My first challenge was learning to let go of the guilt and shame I was carrying around my debt. I had to learn to forgive myself for past financial mistakes.

Another challenge was staying disciplined when I wanted to do something else with our money. One giant mental hurdle you have to get over is the feeling that you could be doing something ‘better’ with your money instead of paying off debt. There is nothing better. Paying off your debt is the best thing you can do for your future self.

The Results

By August of 2022, my husband and I had paid off over $173,000+ in debt. It is an amazing accomplishment, but that’s not all that happened. We had other major financial wins.

  • We have a positive net worth for the first time in our adult lives.
  • We bought our first house in 2020.
  • We opened Roth IRAs and started maxing them out.
  • We opened a traditional brokerage account and regularly investment in them.

Lessons Learned

You can learn several lessons when it comes to managing your finances and paying off debt.

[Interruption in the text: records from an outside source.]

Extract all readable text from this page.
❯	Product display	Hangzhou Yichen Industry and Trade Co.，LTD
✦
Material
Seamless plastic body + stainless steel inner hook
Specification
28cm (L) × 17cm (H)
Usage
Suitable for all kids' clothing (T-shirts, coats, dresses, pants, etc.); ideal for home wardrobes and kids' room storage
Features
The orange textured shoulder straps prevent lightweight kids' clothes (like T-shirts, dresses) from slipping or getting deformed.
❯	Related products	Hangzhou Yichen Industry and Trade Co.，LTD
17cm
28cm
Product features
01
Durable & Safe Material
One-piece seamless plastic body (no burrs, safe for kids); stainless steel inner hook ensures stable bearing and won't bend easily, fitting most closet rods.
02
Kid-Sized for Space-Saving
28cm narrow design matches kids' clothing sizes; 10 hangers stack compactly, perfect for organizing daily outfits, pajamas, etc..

It’s never too late to start. No matter how much debt you have or how long you’ve had it, it’s never too late to start paying it off. Every tiny step you take towards paying off your debt adds up over time.

Consistency is key. Paying off debt requires consistent effort and dedication. You may encounter setbacks or obstacles along the way, but it’s important to stay focused on your goal and keep making progress.

Know your numbers. You can’t get out of debt if you don’t have a clear picture of your financial standing. You need to know exactly what you owe, who you owe it to, and how much interest you pay. Knowing our numbers allowed me to spot opportunities that allowed us to pay down our debt faster.

You need a budget. Developing a realistic budget is crucial for managing your finances effectively. Track your income and expenses to identify areas where you can cut back and allocate more towards debt repayment. Once you have a budget, stop using your bank balance to make decisions. Every dollar now has a job, so the money in your account represents your working dollars. You should be making purchasing decisions by consulting your budget.

Saving is just as important as paying off debt. While paying off debt is a priority, saving money for emergencies and other long-term goals is also important. This can help prevent you from going into debt again in the future.

Celebrate every milestone along your debt-free journey. You don’t have to wait until the end to celebrate your progress. Every tiny action that keeps you headed in the right direction is worth celebrating. This will keep you motivated and encourage you to continue making progress.


Paying debt is a challenging but rewarding process requiring dedication, discipline, and willingness to learn and make changes. My story shows that it’s never too late to start paying off your debt, no matter how much you owe or how long you’ve been in debt. With a solid plan, consistency, and a clear understanding of your financial situation, you can take control of your debt and achieve financial freedom.